# Vortex Optics Pro Staff



## BIGNICK (Feb 14, 2006)

*Try again*

National Field Staff
Evan Fox
Ryan Knobloch
Rod Engel
Todd Gammons
Mitch Haroldson
Mike Rigney
Brandon Hare
Mike Cartwright
Ben Gregory
Tom Bayly
David Wenner
Doug Foxworth
Jeff Brown
David Reed
Grant Summerfeldt
Christian Sabo
Dave Bowers
Dave Claassen
Peter Gibson
Butch Bennett
Tom Hermann
Lewis Claspell
Michael Strassman
Todd Mead
Ken Chipper
Gary Funnel


----------



## cobo (Feb 5, 2003)

Thank you Nick. Looking forward to representing Vortex Optics!


----------



## short-n-fast (Dec 4, 2004)

congrats to everyone , happy to be aboard.:cocktail:


----------



## BIGNICK (Feb 14, 2006)

*National Team*

National Pro Staff 
Andy Ludwig 
Anton Lundstrom 
Kevin Brayford 
Brian Przysiecki 
Steven Carlson 
Cory Miller 
Dan Chaffin 
Wayne Huffman 
Jeff Ratliff 
Jim Cobb 
Joe McCluskey 
Marcus Anear 
Peter Bourke 
Jason Spice
Brad Patsy


----------



## BOWGOD (Aug 11, 2004)

CONGRATS TO ALL WHO MADE IT
let's get this company off to a good start:wink:


----------



## dbowers (Mar 24, 2004)

Woo Hooo Thanks Nick and Vortex Optics!!


----------



## BowTechNician (Jan 4, 2006)

*Pro Staff*

Congrats Lew great guy to have on your staff & to all who got on staff


----------



## WHuffman (May 22, 2003)

:high5: Thank you Nick and all the people at Vortex and congratulations to everyone who made the team.


----------



## FoamHunter1974 (Jul 26, 2005)

Congrads Dave B.


----------



## Bowzone_Mikey (Dec 11, 2003)

Thank you Nick 
Always glad to help out a new Company 
Looking forward to Working with ya'll 

Mike Cartwright


----------



## centerx (Jun 13, 2002)

Nice to help a home grown company expand….

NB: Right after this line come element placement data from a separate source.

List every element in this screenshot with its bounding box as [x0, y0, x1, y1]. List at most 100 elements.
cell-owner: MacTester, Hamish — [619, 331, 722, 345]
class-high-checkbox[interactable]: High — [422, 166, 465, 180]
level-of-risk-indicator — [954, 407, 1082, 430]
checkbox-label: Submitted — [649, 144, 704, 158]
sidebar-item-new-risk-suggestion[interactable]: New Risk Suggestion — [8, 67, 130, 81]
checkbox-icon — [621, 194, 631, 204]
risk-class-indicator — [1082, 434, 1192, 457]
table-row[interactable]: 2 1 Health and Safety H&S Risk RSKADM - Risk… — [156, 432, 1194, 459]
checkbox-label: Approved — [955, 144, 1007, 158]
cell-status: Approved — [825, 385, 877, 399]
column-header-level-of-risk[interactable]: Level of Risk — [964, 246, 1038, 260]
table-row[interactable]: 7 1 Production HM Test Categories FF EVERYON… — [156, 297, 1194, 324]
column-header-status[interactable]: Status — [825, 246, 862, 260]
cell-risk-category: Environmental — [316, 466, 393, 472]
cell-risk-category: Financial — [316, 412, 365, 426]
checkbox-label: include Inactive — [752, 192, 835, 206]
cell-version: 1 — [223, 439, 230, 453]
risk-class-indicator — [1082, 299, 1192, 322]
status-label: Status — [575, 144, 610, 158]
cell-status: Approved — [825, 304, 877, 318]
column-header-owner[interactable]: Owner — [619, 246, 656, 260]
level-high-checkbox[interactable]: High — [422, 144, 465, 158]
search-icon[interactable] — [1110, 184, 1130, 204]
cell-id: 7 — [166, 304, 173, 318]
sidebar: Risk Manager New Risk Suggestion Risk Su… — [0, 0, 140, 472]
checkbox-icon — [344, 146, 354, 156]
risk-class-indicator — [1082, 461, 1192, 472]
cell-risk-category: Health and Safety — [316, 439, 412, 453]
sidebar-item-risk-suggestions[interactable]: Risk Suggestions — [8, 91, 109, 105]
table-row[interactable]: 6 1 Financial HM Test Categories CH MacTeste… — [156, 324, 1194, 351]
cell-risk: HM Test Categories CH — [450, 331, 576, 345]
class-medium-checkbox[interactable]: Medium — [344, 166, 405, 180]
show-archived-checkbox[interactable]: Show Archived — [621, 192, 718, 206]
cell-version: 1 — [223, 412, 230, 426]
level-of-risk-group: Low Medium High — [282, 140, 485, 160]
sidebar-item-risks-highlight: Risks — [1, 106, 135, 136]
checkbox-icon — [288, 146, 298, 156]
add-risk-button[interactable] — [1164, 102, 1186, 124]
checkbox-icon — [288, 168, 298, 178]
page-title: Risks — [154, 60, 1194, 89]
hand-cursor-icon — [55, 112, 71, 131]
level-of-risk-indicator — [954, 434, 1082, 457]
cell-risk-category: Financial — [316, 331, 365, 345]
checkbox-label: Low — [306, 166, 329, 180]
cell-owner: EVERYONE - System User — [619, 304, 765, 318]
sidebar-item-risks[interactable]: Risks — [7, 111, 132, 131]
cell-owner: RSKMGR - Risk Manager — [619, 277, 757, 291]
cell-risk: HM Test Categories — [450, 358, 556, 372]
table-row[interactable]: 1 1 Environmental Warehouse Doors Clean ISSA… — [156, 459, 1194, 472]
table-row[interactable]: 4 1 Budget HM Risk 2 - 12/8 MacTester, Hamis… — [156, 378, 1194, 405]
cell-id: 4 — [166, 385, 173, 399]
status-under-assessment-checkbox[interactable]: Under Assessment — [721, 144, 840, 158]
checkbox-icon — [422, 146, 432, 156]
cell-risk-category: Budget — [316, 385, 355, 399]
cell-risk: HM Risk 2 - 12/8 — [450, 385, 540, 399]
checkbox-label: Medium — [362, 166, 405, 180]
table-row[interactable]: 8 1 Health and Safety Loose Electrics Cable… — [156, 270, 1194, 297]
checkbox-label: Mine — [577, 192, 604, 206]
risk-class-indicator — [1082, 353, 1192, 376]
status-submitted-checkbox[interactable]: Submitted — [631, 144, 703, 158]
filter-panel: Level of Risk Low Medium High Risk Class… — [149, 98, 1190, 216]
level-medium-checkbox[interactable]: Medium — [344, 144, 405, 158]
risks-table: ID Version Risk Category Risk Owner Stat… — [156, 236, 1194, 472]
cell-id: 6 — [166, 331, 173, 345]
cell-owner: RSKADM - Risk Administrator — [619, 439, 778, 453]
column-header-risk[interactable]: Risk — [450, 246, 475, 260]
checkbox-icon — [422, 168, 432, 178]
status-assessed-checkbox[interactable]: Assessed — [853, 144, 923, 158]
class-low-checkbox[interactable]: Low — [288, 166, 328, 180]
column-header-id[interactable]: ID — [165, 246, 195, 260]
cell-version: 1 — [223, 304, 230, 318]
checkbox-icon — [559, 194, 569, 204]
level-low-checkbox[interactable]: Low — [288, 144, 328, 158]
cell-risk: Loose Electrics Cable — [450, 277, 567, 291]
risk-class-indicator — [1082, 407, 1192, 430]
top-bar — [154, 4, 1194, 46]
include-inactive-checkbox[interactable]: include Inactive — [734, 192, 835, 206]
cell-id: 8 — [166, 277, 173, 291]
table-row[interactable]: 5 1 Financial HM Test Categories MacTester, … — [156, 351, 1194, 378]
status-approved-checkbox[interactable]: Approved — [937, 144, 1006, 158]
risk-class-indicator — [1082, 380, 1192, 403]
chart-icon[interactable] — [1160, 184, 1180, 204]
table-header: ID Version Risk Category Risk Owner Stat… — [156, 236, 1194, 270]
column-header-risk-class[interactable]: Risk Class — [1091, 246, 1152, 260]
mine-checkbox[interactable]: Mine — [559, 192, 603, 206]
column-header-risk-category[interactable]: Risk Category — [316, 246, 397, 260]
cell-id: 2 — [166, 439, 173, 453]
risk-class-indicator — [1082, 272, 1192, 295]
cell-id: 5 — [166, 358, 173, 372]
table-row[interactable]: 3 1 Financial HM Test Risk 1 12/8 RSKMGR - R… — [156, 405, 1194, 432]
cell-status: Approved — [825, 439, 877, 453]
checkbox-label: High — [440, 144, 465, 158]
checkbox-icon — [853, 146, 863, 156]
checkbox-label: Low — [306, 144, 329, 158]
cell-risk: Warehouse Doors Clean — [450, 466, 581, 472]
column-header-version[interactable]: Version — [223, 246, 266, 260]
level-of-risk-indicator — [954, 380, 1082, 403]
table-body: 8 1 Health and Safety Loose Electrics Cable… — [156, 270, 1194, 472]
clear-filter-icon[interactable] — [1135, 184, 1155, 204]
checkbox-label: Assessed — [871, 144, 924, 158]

European glass is getting to expensive especialy with the exchange rates and Japanese glass certainty is an alternative but it's nice to support USA when one can..

Quality optics and good pricing right in the USA … Got to support that I would think


----------



## rascal (Jul 13, 2004)

thanks nick and vortex :thumbs_up


----------



## fasst (Oct 1, 2004)

Congrats to everyone who made it, be sure to relay some feedback on these optics ASAP.


----------



## muskrat (Jun 3, 2003)

Dang - I always see this stuff too late! dagnub it

Good luck to Vortex...


----------



## 3dthunder (May 27, 2002)

*Pro Staff*

Guys, I am flattered and proud to be aboard the Pro Staff......I look forward to representing these guysand their products to the best of my ability. Thanks for the opportunity.


----------



## LHpuncher (Apr 12, 2004)

good looking staff.........



great to see a company that supports archery and shooters......


----------



## Ausie (Apr 10, 2005)

Good to be in at the start, I am sure we will all do our best to represent Vortex to the best of our ability, are any members of Team Vortex coming down to Australia for the World IFAA in June?
Cheers
Peter Bourke


----------



## ASP-miller (Nov 23, 2005)

Thank You Nick and Vortex


----------



## cutter10x (Jan 13, 2004)

congrates todd mead...and everyone else.....


----------



## Canuck (Jan 30, 2003)

Thanks Nick,

I appreciate the opportunity to represent Vortex as a member of your National Pro-staff. 

Kevin Brayford


----------



## BIGNICK (Feb 14, 2006)

*Here we go*

Team Vortex thank you. Lets go out there and spread the word, and kick some butt!:wink:


----------



## AT_X_HUNTER (Aug 10, 2005)

congratulations folks. remember, shooting good is only half of it, ya gotta look good doin' it too.:wink: Way to go folks and good luck to Vortex.


----------



## Ont. BowTech (Dec 27, 2004)

Thanks Nick for choosing me for the field staff. I look forward to representing Votec Optics. Already started with my first 3D tourny after an 8 hour drive, my first win of the year at a 3D shoot in Barrie Ontario on Feb. 25th.

Grant


----------



## sagecreek (Jul 15, 2003)

Congrats to my shooting partner, Pinshooter, and all you other guys.

Cheers!


----------



## Cub1 (Apr 1, 2005)

Thanks a bunch, Nick! I'm proud to be a member of the Vortex Team! :RockOn:


----------